When you're ready to serve, stir the fish sauce into the stockpot of broth.
Now divide the noodles amongst pasta plates (should be about a handful in each), and ladle the hot soup on top (which will reheat the noodles).
Garnish each dish with fishcake, chunks of split pea cracker, egg and coriander leaves and serve with lime wedges, fish sauce and chilli and garlic oil on the side.
As for utensils, ideally you should use metal Chinese spoons as you can see in all the photos and the video. We actually call them mohinga zun which means "mohinga spoons" in Burmese.
Failing that, use tablespoons, but never ever ever eat mohinga with chopsticks - it's the heinous equivalent of heating gazpacho ...
|All for me ...|
NOTE: Mohinga should be made with the stem of the banana plant, but this isn't available in the West as far as I know. A good substitute is fresh shredded banana blossom - you can buy whole flowers/buds and prepare it yourself (just the white part) or buy ready-sliced in packets in Vietnamese supermarkets where it's known as Bắp Chuối.
Here's a good review of where to eat mohinga in Yangon, by the London Review of Breakfasts.
Thanks for sharing.
It is not 'catfish chowder' !!
You think you have become "american" all of a sudden ... you ngapi girl ???? !!!
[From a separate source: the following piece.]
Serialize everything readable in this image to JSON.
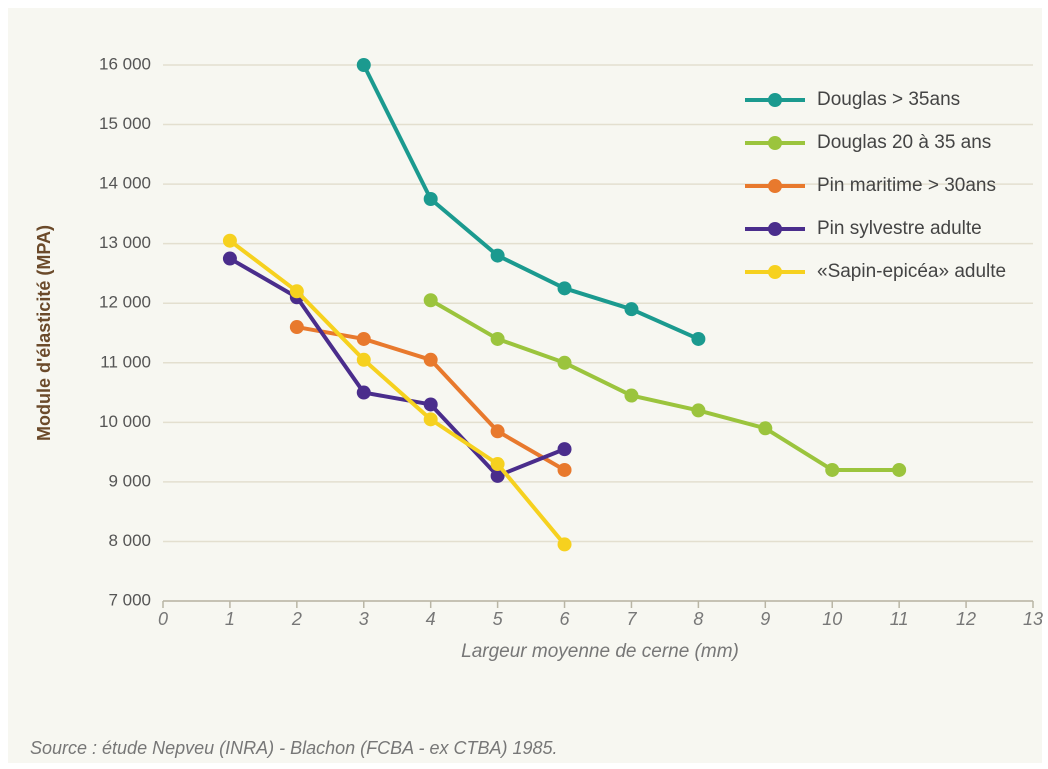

"Chowder" is a term which implies a thickened fish or seafood stew eaten with crackers. It's a perfectly adequate way of explaining mohinga to people who aren't familiar with it. And if I used the word "casserole", I suppose you'd accuse me of wanting to be French.
Why on earth are you so rude? And I'm very proud of being a ngapi girl - I'm Burmese so ngapi runs through my veins.
(incidentally, to the rest of my readers, "Anonymous" went to the trouble of emailing me a MUCH more abusive version of this comment using a programme that hides the identity of the sender. Nice person.).
One question - any chance you would publish the recipe for the be-gyun kyaw? The recipe says 'coming soon' but couldn't find it in your index of recipes.